I never knew a time when my daddy wasn’t helping someone. He helped his mother out until she died in 1971, providing a place for her to live. My other grandmother lived with us and he provided a roof over her head and food to eat. My mother’s sister and her three children lived with us from time-to-time over the years as I was growing up. When she moved backed to Georgia to escape a bad marriage, he helped her get a place to live and a job. After the war, he worked on his step-father’s turpentine farm when his step-father became ill and could not run it. He helped out his nephew Stephen one summer when he was a park ranger out at Reed Bingham State Park. And those are the ones I know about. Like I said, he was always helping someone.
I got my loyalty from him. I’m like an old dog that keeps coming back. I stick by people.
I got my perseverance from him. I’ll always kept trying—as we used to say “keep on keepin’ on.” I don’t give up easily, even when I feel defeated. I’ll get right back up and march on. And act like nothing was wrong, I saw my daddy do that countless times over my childhood.
My daddy loved people—meeting people, being around people, talking to people. And I do too.

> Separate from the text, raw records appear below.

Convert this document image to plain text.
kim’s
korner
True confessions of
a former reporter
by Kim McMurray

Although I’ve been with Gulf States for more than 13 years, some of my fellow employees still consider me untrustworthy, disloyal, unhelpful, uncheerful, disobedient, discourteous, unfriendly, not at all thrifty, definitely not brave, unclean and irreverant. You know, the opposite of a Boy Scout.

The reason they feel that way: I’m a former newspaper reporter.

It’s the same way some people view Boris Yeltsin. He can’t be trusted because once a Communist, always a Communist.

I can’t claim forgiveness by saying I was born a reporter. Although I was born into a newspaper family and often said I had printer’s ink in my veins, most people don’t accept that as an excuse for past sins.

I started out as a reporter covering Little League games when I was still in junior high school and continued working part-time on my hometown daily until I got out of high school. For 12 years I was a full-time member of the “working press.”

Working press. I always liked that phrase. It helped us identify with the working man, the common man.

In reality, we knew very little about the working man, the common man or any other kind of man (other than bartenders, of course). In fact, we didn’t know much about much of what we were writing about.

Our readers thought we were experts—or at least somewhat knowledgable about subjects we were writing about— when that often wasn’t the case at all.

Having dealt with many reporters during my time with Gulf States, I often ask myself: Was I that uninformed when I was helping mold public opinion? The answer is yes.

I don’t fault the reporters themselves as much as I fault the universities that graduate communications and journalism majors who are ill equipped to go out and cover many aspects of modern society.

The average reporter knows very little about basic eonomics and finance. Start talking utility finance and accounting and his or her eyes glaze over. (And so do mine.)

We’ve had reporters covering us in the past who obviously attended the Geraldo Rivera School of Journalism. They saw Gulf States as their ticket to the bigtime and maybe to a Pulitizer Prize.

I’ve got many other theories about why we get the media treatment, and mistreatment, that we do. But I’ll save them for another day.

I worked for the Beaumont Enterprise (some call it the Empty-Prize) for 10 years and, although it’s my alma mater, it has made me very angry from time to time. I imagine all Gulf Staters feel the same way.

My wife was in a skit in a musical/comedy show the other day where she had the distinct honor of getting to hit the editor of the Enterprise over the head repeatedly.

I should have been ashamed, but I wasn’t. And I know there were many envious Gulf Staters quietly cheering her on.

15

He was a man of few words at home. He didn’t argue with me about anything—ever. He didn’t prod or push or come down on me—ever. I don’t remember any sage advice coming out of his mouth. He didn’t condemn me (or anyone for that matter that I ever heard) but neither did he lift me up. He wasn’t one to give a lot of praise. But I knew he was proud of me just by the way he looked at me. By the way he would call me back to the dinner table when we had guests and show me off by having me play a little tune on the piano. Or call me out of my room and get me to sing a song. He never spanked me and barely ever admonished me. All he had to do was say “Little’un” in a firm tone of voice and I straightened up without another word.
My daddy was steady. Not always right, but steady as a rock.